How can a gas be in circular orbit when centrifugal force is dominant in an accretion disk around a black hole? In the textbook "Black Holes, White Dwarfs and Neutron Stars: The Physics of Compact Objects" by Shapiro and Teukolsky, the author makes the following statement while discussing the standard thin disk model:

Whenever the angular momentum per unit mass, $\tilde{l}$, exceeds $~r_Ic$, where $r_I$ is the innermost stable circular orbit, centrifugal forces will become significant before the gas plunges through the event horizon. In this case, the gas will be thrown into circular orbits about the black hole, moving inward only after viscous stresses in the gas have transported away the excess angular momentum. 

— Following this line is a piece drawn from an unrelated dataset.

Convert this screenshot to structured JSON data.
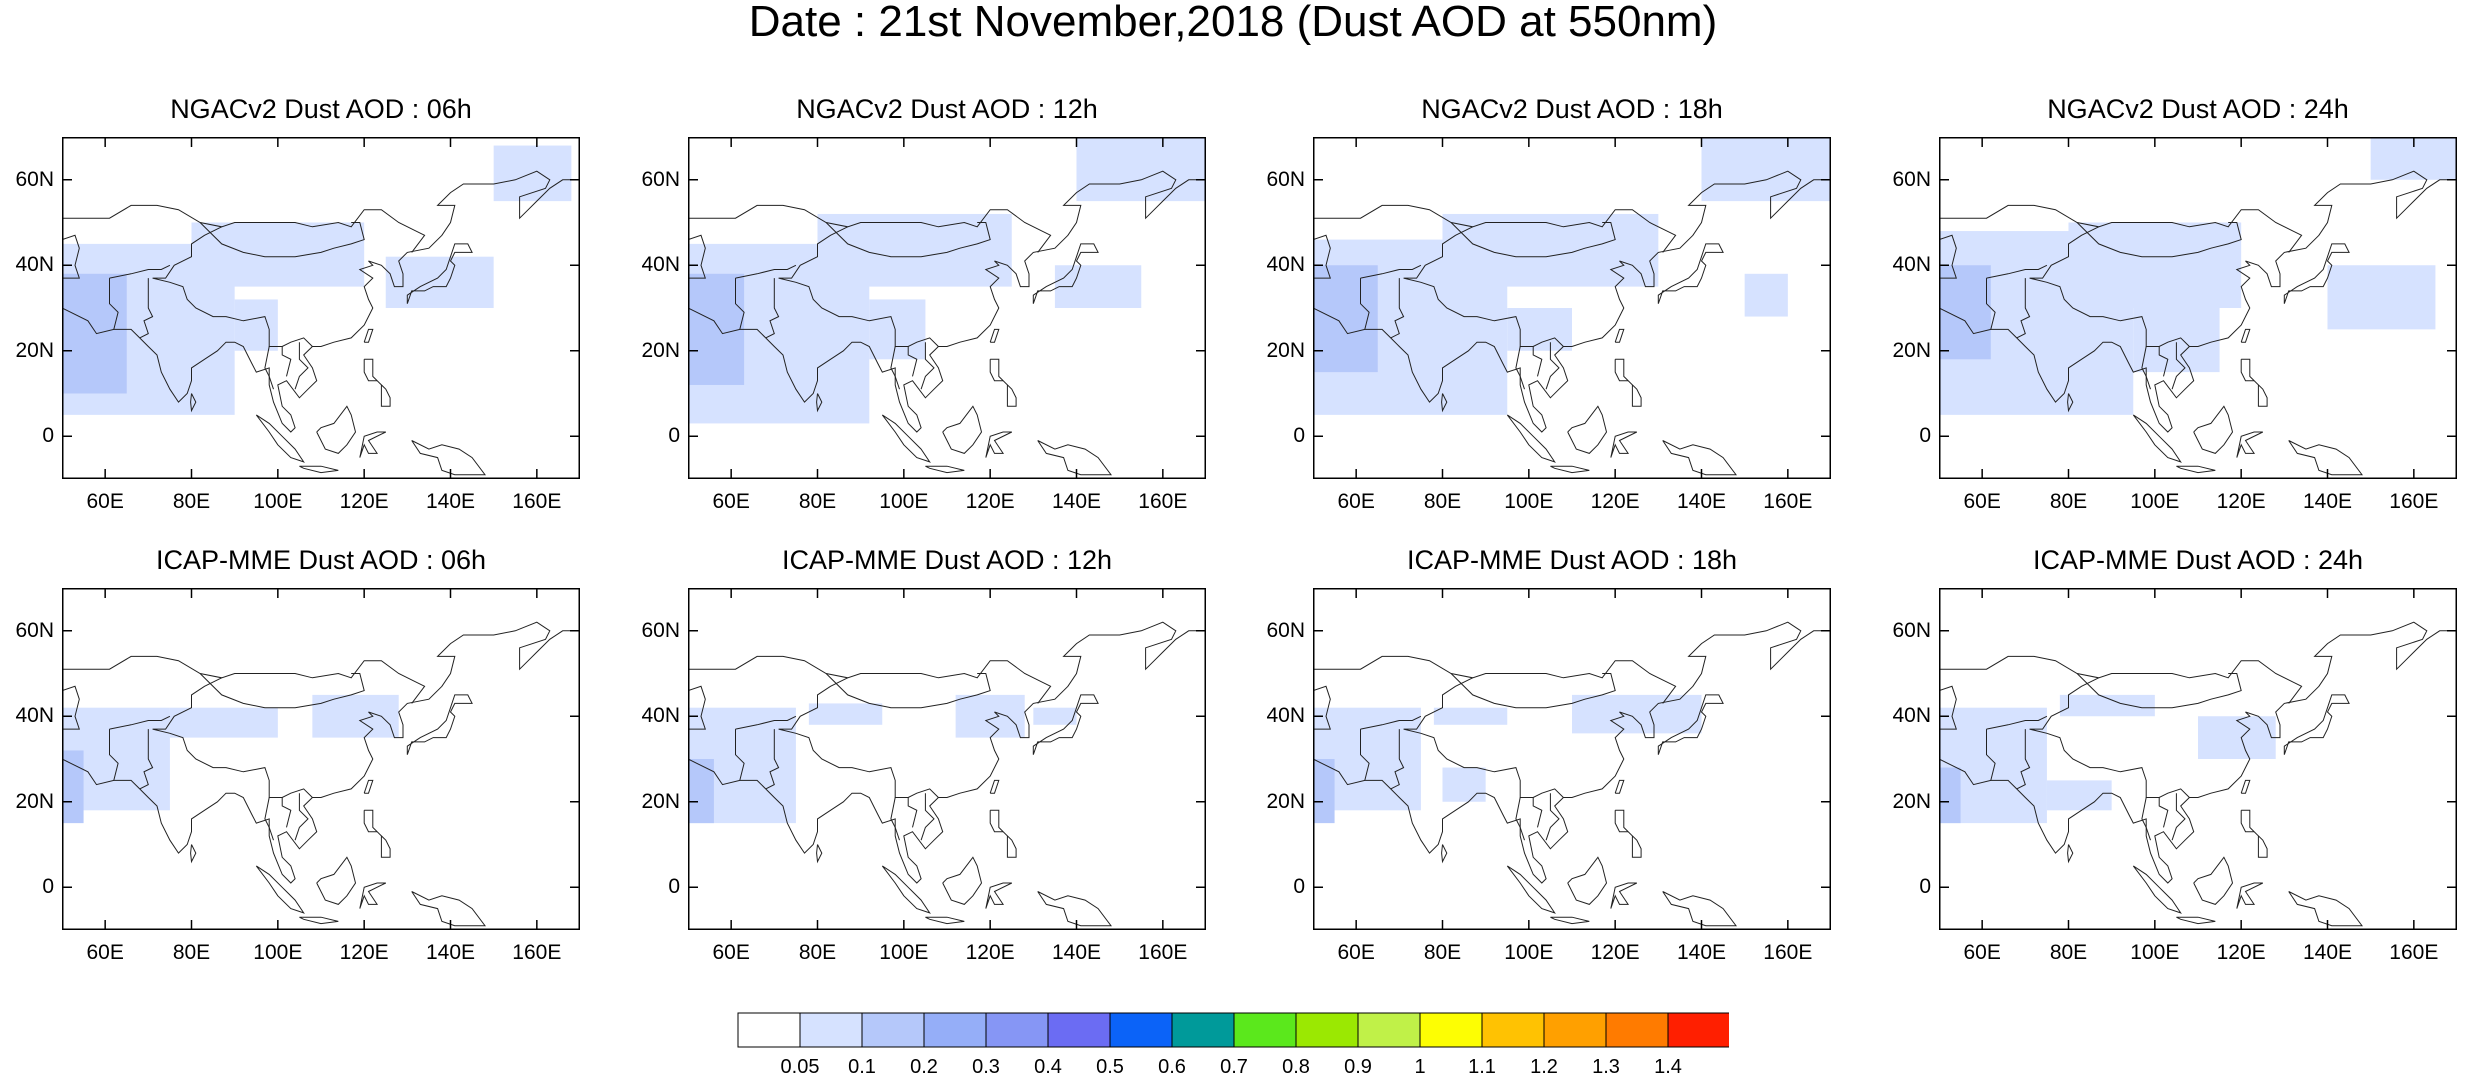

I am having the trouble to understand how the gas will be thrown into circular orbit when the centrifugal force is significant, since centrifugal force is always directed outward from the axis of the rotation.
 A: Most of the physics that's relevant here isn't qualitatively different from what's involved in the Newtonian limit of weak gravity. A particle in a Newtonian orbit won't approach closer than a certain perihelion distance $r_0$.
In a non-rotating frame, one way of describing this is that if $r$ is to get small, then the particle's velocity has to get big in order to conserve angular momentum. Although conservation of energy does cause the velocity to get bigger as $r$ gets smaller, the rate of increase isn't fast enough to allow $r<r_0$.
A whole different mode of description is to adopt a rotating frame, in which the particle is at rest when it reaches $r_0$. An observer in this Newtonian, non-inertial frame sees the particle curve inward, pause at $r_0$, and then accelerate back out. In this frame, we have a fictitious centrifugal force, which is what repels the particle back outward.

I am having the trouble to understand how the gas will be thrown into circular orbit when the centrifugal force is significant, since centrifugal force is always directed outward from the axis of the rotation.

They're trying to explain intuitively why the particle doesn't keep falling inward and pass through the horizon.
For the actual quantitative analysis of the orbits, people don't actually use these modes of reasoning. Typically one reduces the motion to a single variable $r$. When we do this, we get something that acts like a potential, and the shape of the potential depends on the angular momentum.